Right. Here's what's good about the first one: the film contains almost no rock music. It begins with school kids just talking about it. When it moves to the rites of passage/prodigal son middle section it really takes on substance and vindicates the decision to cast a pop star as a pop star in waiting. Essex is exactly what he needs to be, restless enough to run away to Blackpool but intelligent enough to learn how to use his looks and charm for what he needs. A scene of him trying out puerile song lyrics to his own delight is enlightening. He knows he'd never write a song like that for real but the pictures that must be occuring to him in the resulting daydream are imaginable from the look on his face. Ringo does a fine turn as a tough scouser carny and probably used all the memories he had of being the drummer in a Butlins Holiday camp band. Back home the scene is all the slow upward incline from rationing and the merest hint that good times are on their way, however endlessly cold it looks. Essex's character, Jim, sees the rock band at the very end and can't resist. His decision is a convincing imagining of that of a generation of British teens at the turn of the 50s to the 60s. The decision is as brutal as it is exciting.

Then Michael Apted was loosed on the sequel that was allowed by its subject matter (A Beatlesish band taking over the world and changing it) to be as big and flamboyant as it wanted. Didn't happen. Nothing connects in this one. A kind of progression ensues by virtue of the apparent passage of time from scene to scene but there is nothing authentic about the feel of what we are seeing. There is a lot of music from the period as well as attempts at evoking it (which sound like the 70s no matter how well they're disguised). There is no apparent contact between the filmmakers and any of the joy or even bleakness that crosses the screen.

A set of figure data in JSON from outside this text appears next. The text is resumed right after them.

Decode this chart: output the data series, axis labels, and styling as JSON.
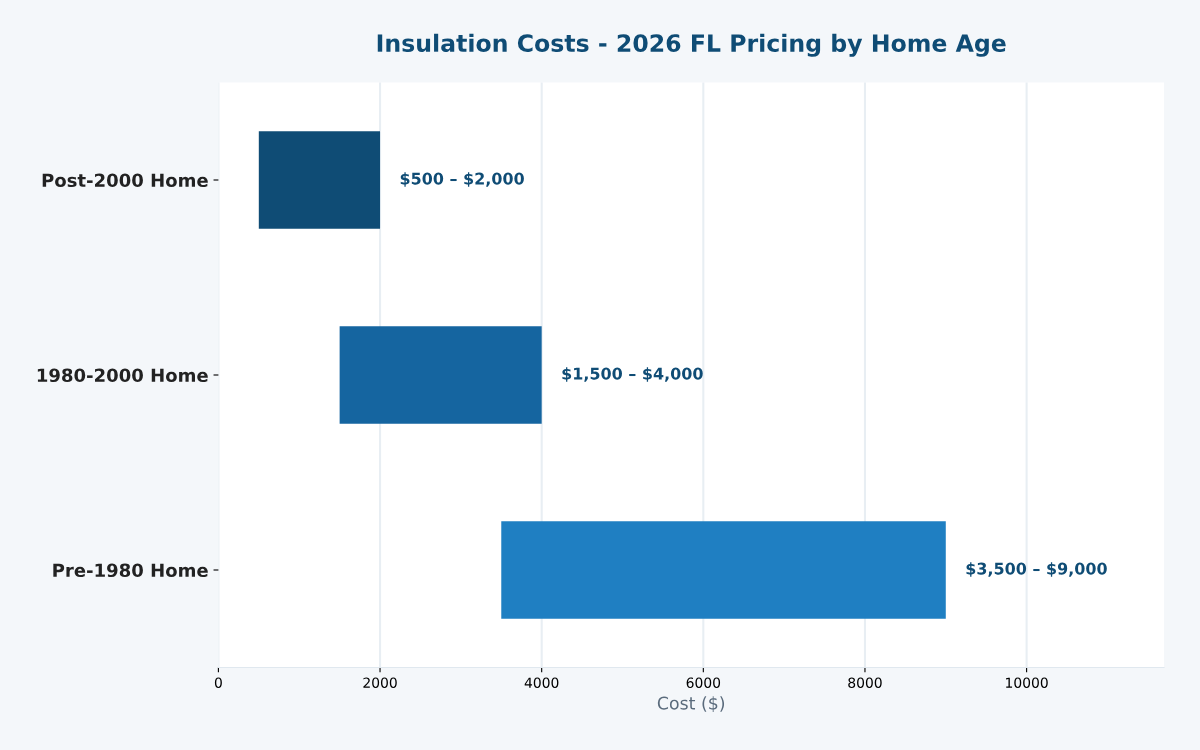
{
  "chart_data": {
    "type": "bar",
    "orientation": "horizontal",
    "title": "Insulation Costs - 2026 FL Pricing by Home Age",
    "xlabel": "Cost ($)",
    "categories": [
      "Post-2000 Home",
      "1980-2000 Home",
      "Pre-1980 Home"
    ],
    "base": [
      500,
      1500,
      3500
    ],
    "values": [
      1500,
      2500,
      5500
    ],
    "colors": [
      "#0f4c75",
      "#1565a0",
      "#1f7fc2"
    ],
    "annotations": [
      {
        "text": "$500 – $2,000",
        "x": 2000,
        "y": "Post-2000 Home"
      },
      {
        "text": "$1,500 – $4,000",
        "x": 4000,
        "y": "1980-2000 Home"
      },
      {
        "text": "$3,500 – $9,000",
        "x": 9000,
        "y": "Pre-1980 Home"
      }
    ],
    "xlim": [
      0,
      11700
    ],
    "xticks": [
      0,
      2000,
      4000,
      6000,
      8000,
      10000
    ],
    "grid": "x"
  }
}
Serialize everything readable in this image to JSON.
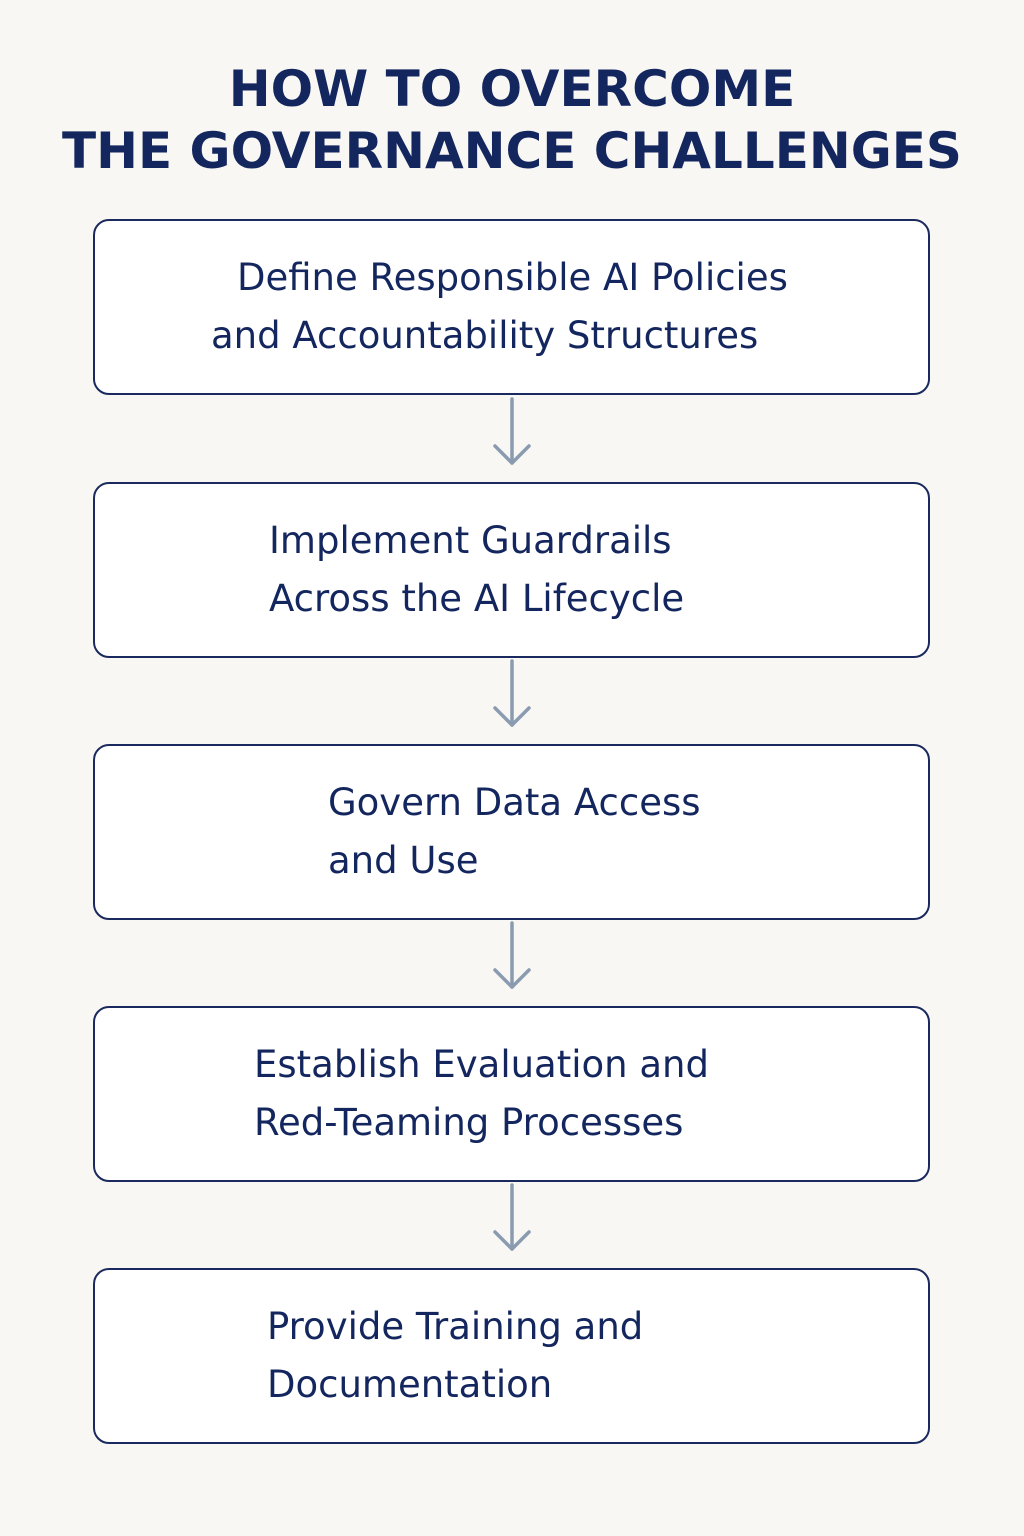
{
  "title": {
    "line1": "HOW TO OVERCOME",
    "line2": "THE GOVERNANCE CHALLENGES"
  },
  "steps": [
    {
      "line1": "Define Responsible AI Policies",
      "line2": "and Accountability Structures"
    },
    {
      "line1": "Implement Guardrails",
      "line2": "Across the AI Lifecycle"
    },
    {
      "line1": "Govern Data Access",
      "line2": "and Use"
    },
    {
      "line1": "Establish Evaluation and",
      "line2": "Red-Teaming Processes"
    },
    {
      "line1": "Provide Training and",
      "line2": "Documentation"
    }
  ],
  "colors": {
    "text": "#14265e",
    "border": "#1b2a5e",
    "arrow": "#8a9bb0",
    "background": "#f8f7f4"
  }
}
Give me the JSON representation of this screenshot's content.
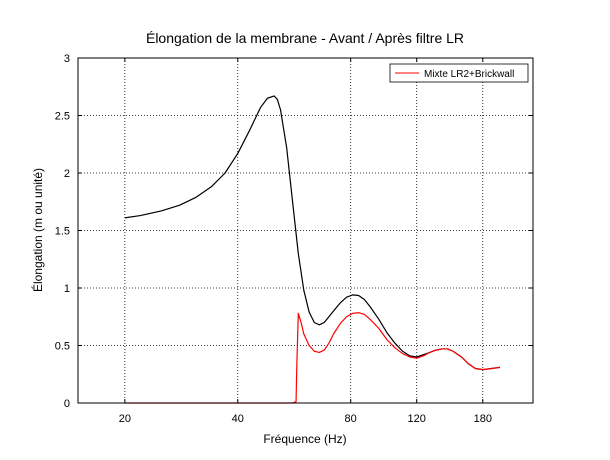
{
  "chart_data": {
    "type": "line",
    "title": "Élongation de la membrane - Avant / Après filtre LR",
    "xlabel": "Fréquence (Hz)",
    "ylabel": "Élongation (m ou unité)",
    "xscale": "log",
    "xlim": [
      15,
      245
    ],
    "ylim": [
      0,
      3
    ],
    "x_ticks": [
      20,
      40,
      80,
      120,
      180
    ],
    "x_tick_labels": [
      "20",
      "40",
      "80",
      "120",
      "180"
    ],
    "y_ticks": [
      0,
      0.5,
      1,
      1.5,
      2,
      2.5,
      3
    ],
    "y_tick_labels": [
      "0",
      "0.5",
      "1",
      "1.5",
      "2",
      "2.5",
      "3"
    ],
    "grid": true,
    "legend_position": "top-right",
    "series": [
      {
        "color": "#000000",
        "x": [
          20,
          22,
          25,
          28,
          31,
          34,
          37,
          40,
          43,
          46,
          48,
          50,
          51,
          52,
          54,
          56,
          58,
          60,
          62,
          64,
          66,
          68,
          70,
          72,
          75,
          78,
          81,
          84,
          87,
          90,
          95,
          100,
          105,
          110,
          115,
          120,
          125,
          130,
          135,
          140,
          145,
          150,
          158,
          165,
          172,
          180,
          190,
          200
        ],
        "y": [
          1.61,
          1.63,
          1.67,
          1.72,
          1.79,
          1.88,
          2.0,
          2.17,
          2.37,
          2.57,
          2.65,
          2.67,
          2.64,
          2.55,
          2.22,
          1.75,
          1.3,
          0.98,
          0.79,
          0.7,
          0.68,
          0.7,
          0.75,
          0.8,
          0.87,
          0.92,
          0.94,
          0.935,
          0.9,
          0.84,
          0.73,
          0.61,
          0.52,
          0.45,
          0.41,
          0.4,
          0.42,
          0.44,
          0.46,
          0.47,
          0.47,
          0.45,
          0.4,
          0.34,
          0.3,
          0.29,
          0.3,
          0.31
        ]
      },
      {
        "name": "Mixte LR2+Brickwall",
        "color": "#ff0000",
        "x": [
          20,
          30,
          40,
          50,
          56,
          57.2,
          57.5,
          58,
          59,
          60,
          62,
          64,
          66,
          68,
          70,
          72,
          75,
          78,
          81,
          84,
          87,
          90,
          95,
          100,
          105,
          110,
          115,
          120,
          125,
          130,
          135,
          140,
          145,
          150,
          158,
          165,
          172,
          180,
          190,
          200
        ],
        "y": [
          0,
          0,
          0,
          0,
          0,
          0.01,
          0.35,
          0.78,
          0.7,
          0.6,
          0.5,
          0.45,
          0.44,
          0.46,
          0.52,
          0.6,
          0.69,
          0.75,
          0.78,
          0.785,
          0.77,
          0.73,
          0.65,
          0.55,
          0.48,
          0.43,
          0.4,
          0.39,
          0.41,
          0.44,
          0.46,
          0.47,
          0.47,
          0.45,
          0.4,
          0.34,
          0.3,
          0.29,
          0.3,
          0.31
        ]
      }
    ]
  }
}
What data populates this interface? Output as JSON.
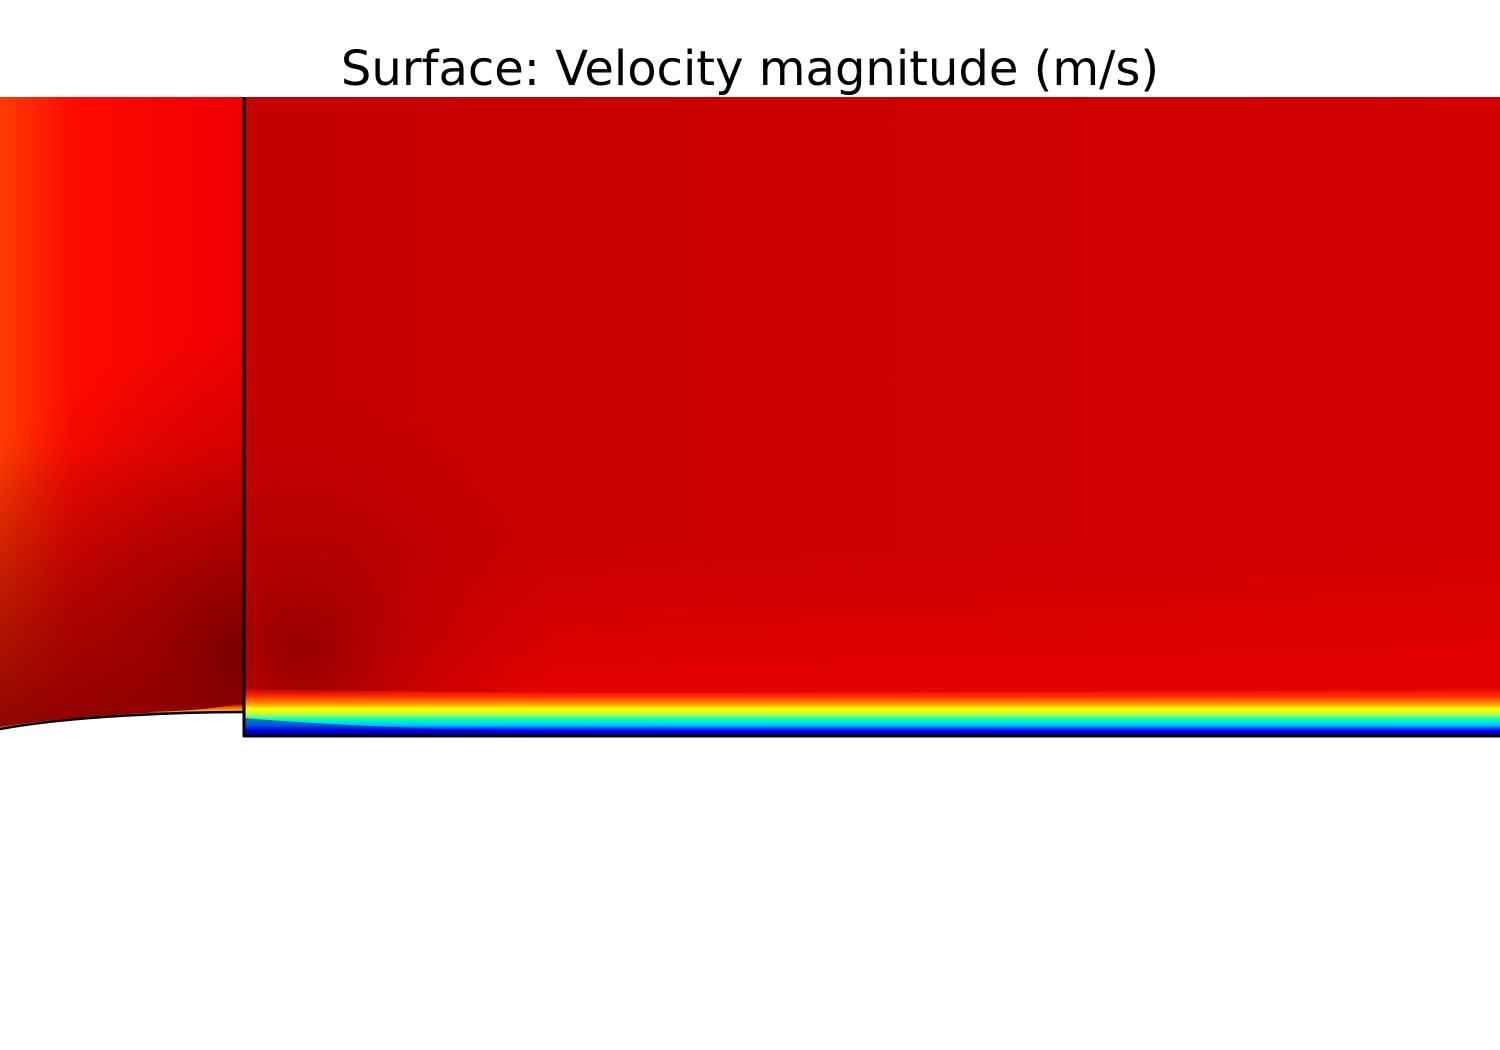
{
  "plot": {
    "title": "Surface: Velocity magnitude (m/s)",
    "plot_type": "surface",
    "quantity": "Velocity magnitude",
    "unit": "m/s",
    "colormap": "rainbow",
    "colormap_stops": [
      "#00008b",
      "#0000ff",
      "#00bfff",
      "#00ffc0",
      "#c0ff30",
      "#ffff00",
      "#ffa000",
      "#ff2a00",
      "#ff0000"
    ],
    "colors": {
      "background": "#ffffff",
      "boundary_lines": "#000000",
      "freestream_red": "#d40000",
      "inlet_red": "#ff0a00",
      "inlet_edge_orange": "#ff3c00",
      "wake_dark_red": "#8a0000"
    }
  }
}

The fanmania scene is a good example here. The concert sound is hammered with echo which is probably an attempt at demonstrating how confusing it is for the band but, even though the band on screen has real musicians in it (Dave Edmunds and Keith Moon, I begs yer pardons) no one looks like he's actually playing anything. A crowd of 70s looking high school girls jump on the spot around them and the edits come short and fractured. The only chaos is coming from the director's chair. Apted might have witnessed a Beatle concert. He might have even filmed one. Here he seems to be completely lost in close up. The scene is a mess, not a depiction of one. I didn't time it as I watched but it felt like it went for twenty minutes.

Through the attempts at fame's decadence and the eventual plunge into Syd Barret style madness towards the end (another passage of the film that seems interminable) the rest of Stardust keeps plodding until it ends in a supposedly triumphant redemption. And Essex, so good in the first film, simply seems to have nothing much to do. However, I'll give ex pop star Adam Faith a star. He's no more coherent as a character but I remember more scenes with him than with anyone else in this nonsense. If Ken Loach had directed an episode of Happy Days with Richie Cunningham as a kind of gawping village idiot and the Fonz as a surly mumbling northerner with an explosive temper ... I'd watch it more times than I watched this.

Ken Russell should have done this but he was busy with Tommy and didn't like rock music anyway. Pity.